Tak berapa lama, pembeli tersebut datang lagi ke stand kami…
“Mbak, mbak… Setelah saya pikir-pikir, lebih baik foto saya jangan di-upload di facebook. Jangan ya mbak.”
Kenyataan itu membuat saya sadar, stigma yang berkembang di masyarakat mengenai narapidana maupun tahanan anak masih sedemikian negatifnya. Ternyata di luar sana, masih banyak orang yang “takut”, bahkan untuk sekedar “terlihat” membeli karya anak di lapas.

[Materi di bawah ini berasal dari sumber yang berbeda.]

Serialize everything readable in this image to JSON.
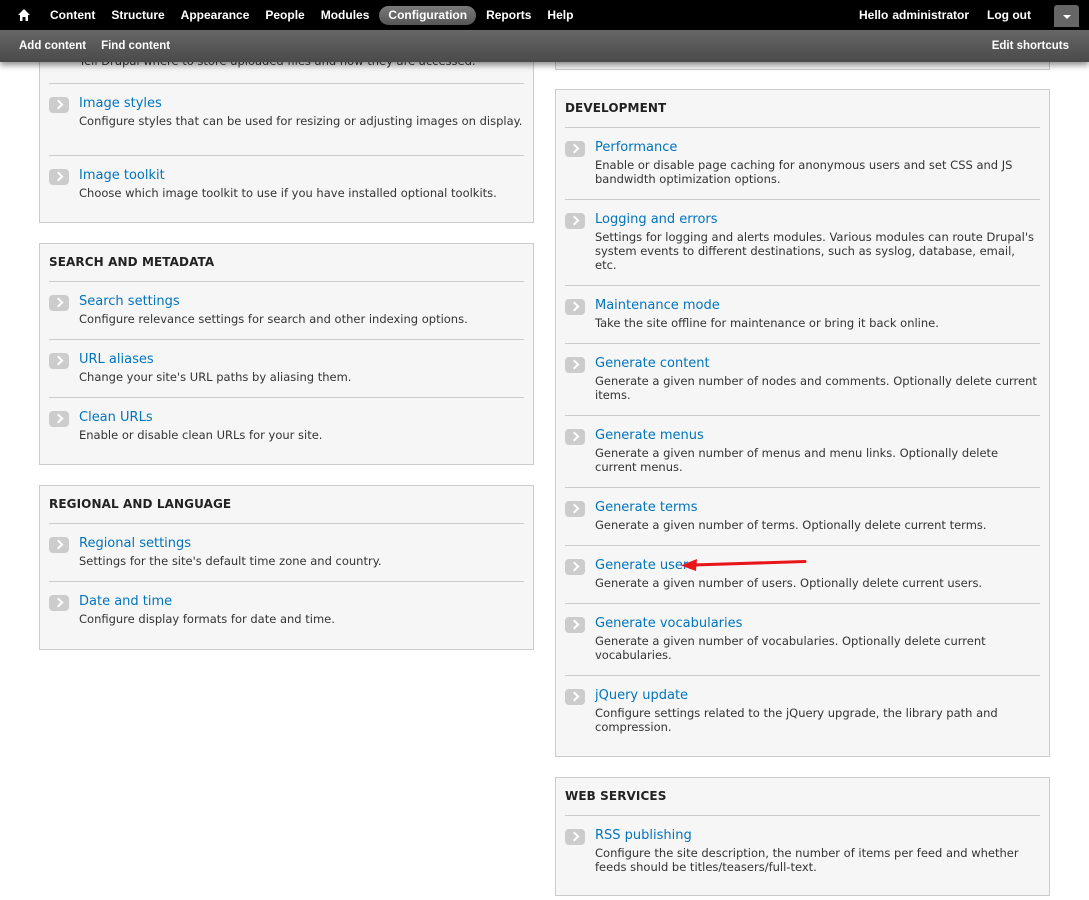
{
  "toolbar": {
    "menu": [
      "Content",
      "Structure",
      "Appearance",
      "People",
      "Modules",
      "Configuration",
      "Reports",
      "Help"
    ],
    "active_index": 5,
    "hello": "Hello",
    "username": "administrator",
    "logout": "Log out",
    "shortcuts": [
      "Add content",
      "Find content"
    ],
    "edit_shortcuts": "Edit shortcuts",
    "icons": {
      "home": "home-icon",
      "toggle": "chevron-down-icon"
    }
  },
  "left": {
    "media_tail": "Tell Drupal where to store uploaded files and how they are accessed.",
    "media_items": [
      {
        "title": "Image styles",
        "desc": "Configure styles that can be used for resizing or adjusting images on display."
      },
      {
        "title": "Image toolkit",
        "desc": "Choose which image toolkit to use if you have installed optional toolkits."
      }
    ],
    "search": {
      "heading": "SEARCH AND METADATA",
      "items": [
        {
          "title": "Search settings",
          "desc": "Configure relevance settings for search and other indexing options."
        },
        {
          "title": "URL aliases",
          "desc": "Change your site's URL paths by aliasing them."
        },
        {
          "title": "Clean URLs",
          "desc": "Enable or disable clean URLs for your site."
        }
      ]
    },
    "regional": {
      "heading": "REGIONAL AND LANGUAGE",
      "items": [
        {
          "title": "Regional settings",
          "desc": "Settings for the site's default time zone and country."
        },
        {
          "title": "Date and time",
          "desc": "Configure display formats for date and time."
        }
      ]
    }
  },
  "right": {
    "development": {
      "heading": "DEVELOPMENT",
      "items": [
        {
          "title": "Performance",
          "desc": "Enable or disable page caching for anonymous users and set CSS and JS bandwidth optimization options."
        },
        {
          "title": "Logging and errors",
          "desc": "Settings for logging and alerts modules. Various modules can route Drupal's system events to different destinations, such as syslog, database, email, etc."
        },
        {
          "title": "Maintenance mode",
          "desc": "Take the site offline for maintenance or bring it back online."
        },
        {
          "title": "Generate content",
          "desc": "Generate a given number of nodes and comments. Optionally delete current items."
        },
        {
          "title": "Generate menus",
          "desc": "Generate a given number of menus and menu links. Optionally delete current menus."
        },
        {
          "title": "Generate terms",
          "desc": "Generate a given number of terms. Optionally delete current terms."
        },
        {
          "title": "Generate users",
          "desc": "Generate a given number of users. Optionally delete current users."
        },
        {
          "title": "Generate vocabularies",
          "desc": "Generate a given number of vocabularies. Optionally delete current vocabularies."
        },
        {
          "title": "jQuery update",
          "desc": "Configure settings related to the jQuery upgrade, the library path and compression."
        }
      ]
    },
    "web": {
      "heading": "WEB SERVICES",
      "items": [
        {
          "title": "RSS publishing",
          "desc": "Configure the site description, the number of items per feed and whether feeds should be titles/teasers/full-text."
        }
      ]
    }
  },
  "annotation": {
    "arrow_color": "#e8161b"
  },
  "colors": {
    "link": "#0074bd",
    "toolbar": "#000000"
  }
}
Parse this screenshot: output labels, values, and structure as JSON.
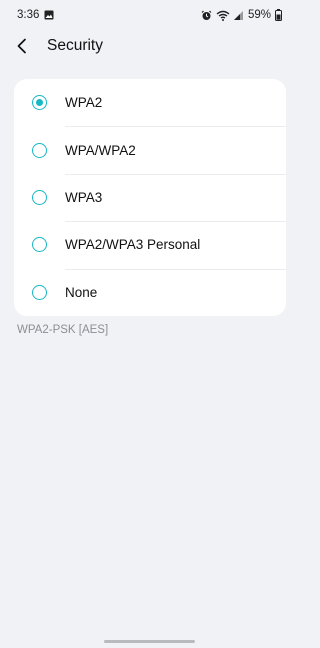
{
  "status_bar": {
    "time": "3:36",
    "battery": "59%",
    "icons": [
      "gallery-icon",
      "alarm-icon",
      "wifi-icon",
      "signal-icon",
      "battery-icon"
    ]
  },
  "header": {
    "back_icon": "chevron-left-icon",
    "title": "Security"
  },
  "options": [
    {
      "label": "WPA2",
      "selected": true
    },
    {
      "label": "WPA/WPA2",
      "selected": false
    },
    {
      "label": "WPA3",
      "selected": false
    },
    {
      "label": "WPA2/WPA3 Personal",
      "selected": false
    },
    {
      "label": "None",
      "selected": false
    }
  ],
  "note": "WPA2-PSK [AES]",
  "colors": {
    "accent": "#18b8c5",
    "background": "#f1f2f6",
    "card": "#ffffff",
    "note_text": "#8d8e93"
  }
}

Banyak orang tidak paham bahwa sebagian besar anak yang mereka tuding sebagai pencuri, pencopet, dan penjambret itu adalah anak-anak dengan kesulitan ekonomi. Anak-anak tersebut mengambil benda-benda yang mereka inginkan hanya agar mereka bisa memiliki benda-benda yang juga dimiliki oleh teman-teman main/sebaya mereka. Kebanyakan, orang tua mereka sangat jarang bisa memberikan perhatian terhadap kebutuhan mereka. Jangankan untuk memenuhi kebutuhan materi, sekedar meluangkan waktu untuk dihabiskan bersama dengan mereka pun terkadang tidak bisa dilakukan oleh orang tua mereka.
Banyak orang yang tidak mau peduli dengan fakta bahwa kebanyakan anak dengan dakwaan pelecehan seksual itu adalah anak-anak yang sebenarnya melakukan free seks, pacaran yang “kebablasan”. Mereka adalah anak-anak di usia puber yang sudah selazimnya mulai berkenalan dan mencari tahu tentang segala hal mengenai kebutuhan seksual mereka. Sayangnya, mereka tidak mendapatkan cukup bimbingan untuk memuaskan rasa ingin tahu mereka dengan cara yang benar.
Jadi, selalu ada sebab di balik perilaku “menyimpang” anak.
Kami, para relawan, tidak pernah sekalipun mendukung tindakan salah yang dilakukan oleh anak-anak di lapas. Kami mendengarkan mereka, mencoba memahami mereka, dan akhirnya mengajak mereka untuk mau berkarya dan berjuang bersama untuk menjadi orang-orang yang lebih baik. Kami merangkul mereka, bukan membenarkan perbuatan salah yang pernah mereka lakukan. Kami senantiasa berharap semoga lebih banyak orang yang tergerak hatinya untuk tidak menghakimi anak-anak di lapas. Paling tidak, berhenti memberikan “cap negatif” terhadap mereka.